We are coming up on the 100-year anniversary of the infamous 1927 Supreme Court case Buck v. Bell, upholding a statute of compulsory sterilization of the unfit “for the protection & health of the state,” & set a precedent for states to legally sterilize people in prisons.”
@ScottHech Feb 25
Keep context in mind: -Women are fastest growing prison population -Nearly 80% are mothers -44% are Black -3/4 of are of child-bearing age (18-44) -92% of women in CA prisons have been “battered or abused” in lifetimes -231k women incarcerated. 1.3 women on state supervision
‘Belly of the Beast: California’s dark history of forced sterilizations; Documentary tells story of state-sanctioned process in prisons as activists fight for a reparations bill’, June 30, 2020, theguardian.com (a brief excerpt)
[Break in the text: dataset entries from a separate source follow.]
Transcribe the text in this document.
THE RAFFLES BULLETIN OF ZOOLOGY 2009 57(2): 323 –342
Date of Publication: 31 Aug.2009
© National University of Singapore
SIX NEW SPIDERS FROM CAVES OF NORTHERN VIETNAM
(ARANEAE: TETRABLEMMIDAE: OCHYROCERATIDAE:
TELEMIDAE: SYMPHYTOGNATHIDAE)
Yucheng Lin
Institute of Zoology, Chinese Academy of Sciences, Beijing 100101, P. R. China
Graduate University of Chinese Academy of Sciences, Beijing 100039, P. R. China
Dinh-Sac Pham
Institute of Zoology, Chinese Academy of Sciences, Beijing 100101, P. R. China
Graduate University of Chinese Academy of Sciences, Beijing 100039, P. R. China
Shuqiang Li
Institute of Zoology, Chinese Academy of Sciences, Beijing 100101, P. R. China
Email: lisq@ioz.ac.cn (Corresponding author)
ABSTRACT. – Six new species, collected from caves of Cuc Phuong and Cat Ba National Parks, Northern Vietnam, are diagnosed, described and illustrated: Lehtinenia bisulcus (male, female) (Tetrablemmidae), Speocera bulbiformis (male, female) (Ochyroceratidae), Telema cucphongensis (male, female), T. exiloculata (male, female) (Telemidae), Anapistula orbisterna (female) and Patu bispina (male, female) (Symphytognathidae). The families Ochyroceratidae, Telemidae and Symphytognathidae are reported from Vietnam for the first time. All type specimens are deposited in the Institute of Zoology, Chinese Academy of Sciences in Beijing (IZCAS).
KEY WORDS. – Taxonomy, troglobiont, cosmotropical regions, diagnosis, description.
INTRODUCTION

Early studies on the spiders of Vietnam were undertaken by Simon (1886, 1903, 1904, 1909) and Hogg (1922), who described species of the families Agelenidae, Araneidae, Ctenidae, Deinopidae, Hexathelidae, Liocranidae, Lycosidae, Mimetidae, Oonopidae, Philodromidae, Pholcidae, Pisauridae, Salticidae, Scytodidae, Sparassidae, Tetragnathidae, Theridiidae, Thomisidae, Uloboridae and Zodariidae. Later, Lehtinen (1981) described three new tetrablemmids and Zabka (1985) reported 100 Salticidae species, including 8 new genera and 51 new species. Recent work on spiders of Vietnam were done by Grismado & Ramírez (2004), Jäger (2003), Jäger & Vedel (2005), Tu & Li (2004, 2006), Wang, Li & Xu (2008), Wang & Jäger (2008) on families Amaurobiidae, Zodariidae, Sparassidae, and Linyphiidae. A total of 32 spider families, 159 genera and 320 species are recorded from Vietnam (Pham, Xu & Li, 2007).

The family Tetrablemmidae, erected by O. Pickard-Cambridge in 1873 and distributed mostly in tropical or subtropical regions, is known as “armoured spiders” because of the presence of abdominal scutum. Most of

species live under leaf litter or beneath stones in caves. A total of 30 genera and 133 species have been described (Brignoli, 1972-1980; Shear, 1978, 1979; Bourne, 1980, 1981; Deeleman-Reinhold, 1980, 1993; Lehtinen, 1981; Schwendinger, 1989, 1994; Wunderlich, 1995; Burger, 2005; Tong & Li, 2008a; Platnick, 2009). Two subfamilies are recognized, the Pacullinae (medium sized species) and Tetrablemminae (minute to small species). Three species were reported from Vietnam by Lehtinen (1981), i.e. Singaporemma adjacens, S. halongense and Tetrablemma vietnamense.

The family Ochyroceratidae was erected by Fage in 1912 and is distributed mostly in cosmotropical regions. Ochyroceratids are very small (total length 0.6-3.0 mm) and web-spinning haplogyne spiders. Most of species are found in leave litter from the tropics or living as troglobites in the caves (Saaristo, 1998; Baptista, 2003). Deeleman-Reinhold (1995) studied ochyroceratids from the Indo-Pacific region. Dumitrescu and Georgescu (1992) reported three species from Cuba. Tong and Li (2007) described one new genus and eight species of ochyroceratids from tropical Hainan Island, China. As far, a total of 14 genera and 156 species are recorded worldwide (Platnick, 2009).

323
“California banned coerced sterilizations as means of birth control in prisons in 2014, driven in part by Dillon’s testimony. The law requires local jails and state prisons to track and report surgeries and also provides whistleblower protections. While the bill passed unanimously, its carefully negotiated language allowed the state to escape further responsibility. “Their position was that they didn’t want to admit anything or apologize for any wrongdoing or have any real culpability,” said Chandler about the state.
The bill also didn’t address the long and ugly history of forced sterilizations in the state outside of its prisons.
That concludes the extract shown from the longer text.